Movie Monday: Tea for Two 1950
Whenever I wonder what the world’s coming to these days, I remind myself that Doris Day isn’t starring in technicolor movies any more. Of course, if she still was, everyone would be happily tapping their toes, grinning at strangers who pass by, and (let’s not forget!) falling in love. Right? Well, others might rather punch kitties in the face after listening to Ms. Day sing too many renditions of Tea for Two, but I feel positively wonderful. Peace, love, and musicals for everyone!
Tea for Two is not only a ridiculously easy song to incorporate into every day life (Ahem, you can take my word for it if you must.), but it’s also a delightful romantic comedy featuring the classic musical-within-a-musical format which was oh so popular in the 1940s and 1950s. You know, sort of like those box-within-a-box Christmas gift gags (which are possibly as annoying to some people as Doris Day on repeat.). In fact, the story even begins in a nice frame format as the children of Nanette Carter (Doris Day) are told the story of how their parents fell in love back in 1929. (Cue the flashback.)
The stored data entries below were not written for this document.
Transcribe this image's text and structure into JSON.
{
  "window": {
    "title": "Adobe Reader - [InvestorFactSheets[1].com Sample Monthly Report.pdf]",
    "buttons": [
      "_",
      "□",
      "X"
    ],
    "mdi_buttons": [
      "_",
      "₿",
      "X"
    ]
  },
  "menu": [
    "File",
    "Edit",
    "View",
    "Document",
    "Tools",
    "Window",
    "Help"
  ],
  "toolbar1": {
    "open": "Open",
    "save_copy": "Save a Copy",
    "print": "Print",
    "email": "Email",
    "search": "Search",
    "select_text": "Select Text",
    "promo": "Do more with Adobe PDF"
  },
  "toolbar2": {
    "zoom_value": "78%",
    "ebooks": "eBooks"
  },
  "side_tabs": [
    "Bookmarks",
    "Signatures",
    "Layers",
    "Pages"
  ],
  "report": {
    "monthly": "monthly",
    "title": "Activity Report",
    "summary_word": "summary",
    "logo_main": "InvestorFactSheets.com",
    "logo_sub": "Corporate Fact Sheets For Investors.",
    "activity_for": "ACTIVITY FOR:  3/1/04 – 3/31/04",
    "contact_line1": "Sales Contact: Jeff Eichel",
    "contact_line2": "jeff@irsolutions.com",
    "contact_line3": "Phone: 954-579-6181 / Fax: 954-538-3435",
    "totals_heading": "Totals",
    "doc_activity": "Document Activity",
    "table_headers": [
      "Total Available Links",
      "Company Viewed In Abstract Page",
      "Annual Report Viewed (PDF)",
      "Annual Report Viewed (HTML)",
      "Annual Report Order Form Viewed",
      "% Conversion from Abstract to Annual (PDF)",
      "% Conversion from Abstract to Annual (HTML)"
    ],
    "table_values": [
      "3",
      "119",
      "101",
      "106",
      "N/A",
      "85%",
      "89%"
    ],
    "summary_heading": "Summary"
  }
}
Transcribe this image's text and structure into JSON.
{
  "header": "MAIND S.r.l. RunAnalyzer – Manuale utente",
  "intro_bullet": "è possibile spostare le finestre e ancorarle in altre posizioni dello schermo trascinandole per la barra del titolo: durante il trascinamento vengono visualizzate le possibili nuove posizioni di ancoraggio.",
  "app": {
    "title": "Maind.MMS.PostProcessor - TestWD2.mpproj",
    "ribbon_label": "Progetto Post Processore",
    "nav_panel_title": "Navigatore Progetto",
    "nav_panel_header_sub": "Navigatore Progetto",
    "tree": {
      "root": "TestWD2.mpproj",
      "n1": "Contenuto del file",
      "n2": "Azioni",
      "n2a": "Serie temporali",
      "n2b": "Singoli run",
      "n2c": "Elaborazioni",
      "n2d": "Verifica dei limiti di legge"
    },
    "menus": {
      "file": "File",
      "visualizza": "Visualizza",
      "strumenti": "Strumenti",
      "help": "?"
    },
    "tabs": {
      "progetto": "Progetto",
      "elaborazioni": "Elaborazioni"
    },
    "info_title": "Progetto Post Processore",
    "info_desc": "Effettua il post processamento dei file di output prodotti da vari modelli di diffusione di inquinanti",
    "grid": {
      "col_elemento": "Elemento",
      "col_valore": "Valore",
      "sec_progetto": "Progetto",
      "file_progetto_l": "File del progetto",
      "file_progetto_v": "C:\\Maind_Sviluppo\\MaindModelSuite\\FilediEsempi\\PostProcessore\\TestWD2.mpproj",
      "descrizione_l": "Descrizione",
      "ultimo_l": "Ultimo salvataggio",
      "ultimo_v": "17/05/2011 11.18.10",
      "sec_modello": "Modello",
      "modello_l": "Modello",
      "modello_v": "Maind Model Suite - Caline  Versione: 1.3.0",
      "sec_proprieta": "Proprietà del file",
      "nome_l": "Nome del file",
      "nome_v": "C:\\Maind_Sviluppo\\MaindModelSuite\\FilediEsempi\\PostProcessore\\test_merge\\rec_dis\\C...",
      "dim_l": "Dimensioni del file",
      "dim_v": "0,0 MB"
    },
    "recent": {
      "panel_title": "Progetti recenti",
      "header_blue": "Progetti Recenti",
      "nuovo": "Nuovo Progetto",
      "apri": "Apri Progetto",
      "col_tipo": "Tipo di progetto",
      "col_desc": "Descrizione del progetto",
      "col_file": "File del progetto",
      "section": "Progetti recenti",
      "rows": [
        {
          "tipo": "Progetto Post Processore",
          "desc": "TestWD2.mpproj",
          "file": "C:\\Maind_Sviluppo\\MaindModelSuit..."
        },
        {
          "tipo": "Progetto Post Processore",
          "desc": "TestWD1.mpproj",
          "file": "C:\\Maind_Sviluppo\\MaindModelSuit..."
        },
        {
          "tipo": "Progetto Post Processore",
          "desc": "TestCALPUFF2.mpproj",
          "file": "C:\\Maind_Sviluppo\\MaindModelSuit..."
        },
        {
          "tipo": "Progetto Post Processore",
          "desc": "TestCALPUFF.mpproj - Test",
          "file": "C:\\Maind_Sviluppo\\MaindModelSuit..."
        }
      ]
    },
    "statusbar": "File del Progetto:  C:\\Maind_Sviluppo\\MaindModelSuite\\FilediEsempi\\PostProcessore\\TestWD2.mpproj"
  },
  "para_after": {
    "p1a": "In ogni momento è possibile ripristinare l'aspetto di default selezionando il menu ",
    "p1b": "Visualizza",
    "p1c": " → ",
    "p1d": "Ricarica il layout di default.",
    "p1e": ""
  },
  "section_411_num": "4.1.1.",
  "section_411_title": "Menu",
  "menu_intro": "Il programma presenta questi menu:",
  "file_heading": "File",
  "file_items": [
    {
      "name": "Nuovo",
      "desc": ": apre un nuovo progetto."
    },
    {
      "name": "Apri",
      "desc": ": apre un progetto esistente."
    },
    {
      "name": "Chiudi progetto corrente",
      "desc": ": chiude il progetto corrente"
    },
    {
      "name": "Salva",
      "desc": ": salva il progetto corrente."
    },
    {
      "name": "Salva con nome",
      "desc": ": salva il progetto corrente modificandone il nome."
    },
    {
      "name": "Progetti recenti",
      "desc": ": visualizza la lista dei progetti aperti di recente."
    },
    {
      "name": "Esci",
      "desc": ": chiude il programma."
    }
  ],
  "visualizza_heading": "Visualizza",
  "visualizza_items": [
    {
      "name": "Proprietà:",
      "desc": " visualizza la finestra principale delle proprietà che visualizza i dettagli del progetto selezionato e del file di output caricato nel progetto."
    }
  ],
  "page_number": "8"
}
Nanette is the wealthy ward of her loving, and foolishly generous Uncle Max who just discovers he is losing his fortune in the Stock Market crash of ’29. Unaware of the money situation, Nanette promises a load of cash to a shiesty broadway producer who promises her the lead role for her investment. Not wanting to say no to his niece, Uncle Max makes a deal with her that if she says “yes” at any time in the next 48 hours, he doesn’t owe her a dime of the money she promised to the show. Stubborn Nanette vows she will only say no, but to her dismay, she’s forced into all sorts of predicaments where all she wants to do is say yes! (Cue the frustrating love scene.)
Of course, the storyline is a little (okay, a lot) preposterous, and the acting is on par with what you might expect from a fluffy ’50s musical, but boy howdy if it’s not an entertainingly nostalgic movie to watch! The dancing is loads of fun, and of course the music is nice, but my favorite part is drooling over the costumes and making clever musical connections that are awfully hilarious inside my own head. (Okay, if you must know, I thought it was fun that the two leading men from Oklahoma play major parts in a movie that is all about saying no. Ado Annie, anyone? Girl can’t say no. It’s funny! …It’s funny, right…?)
Bottom line? If you like Doris Day, you’ll love this movie. But if you love Doris Day, you’ve probably seen it already. So… go watch it again. It’s available instantly on Netflix!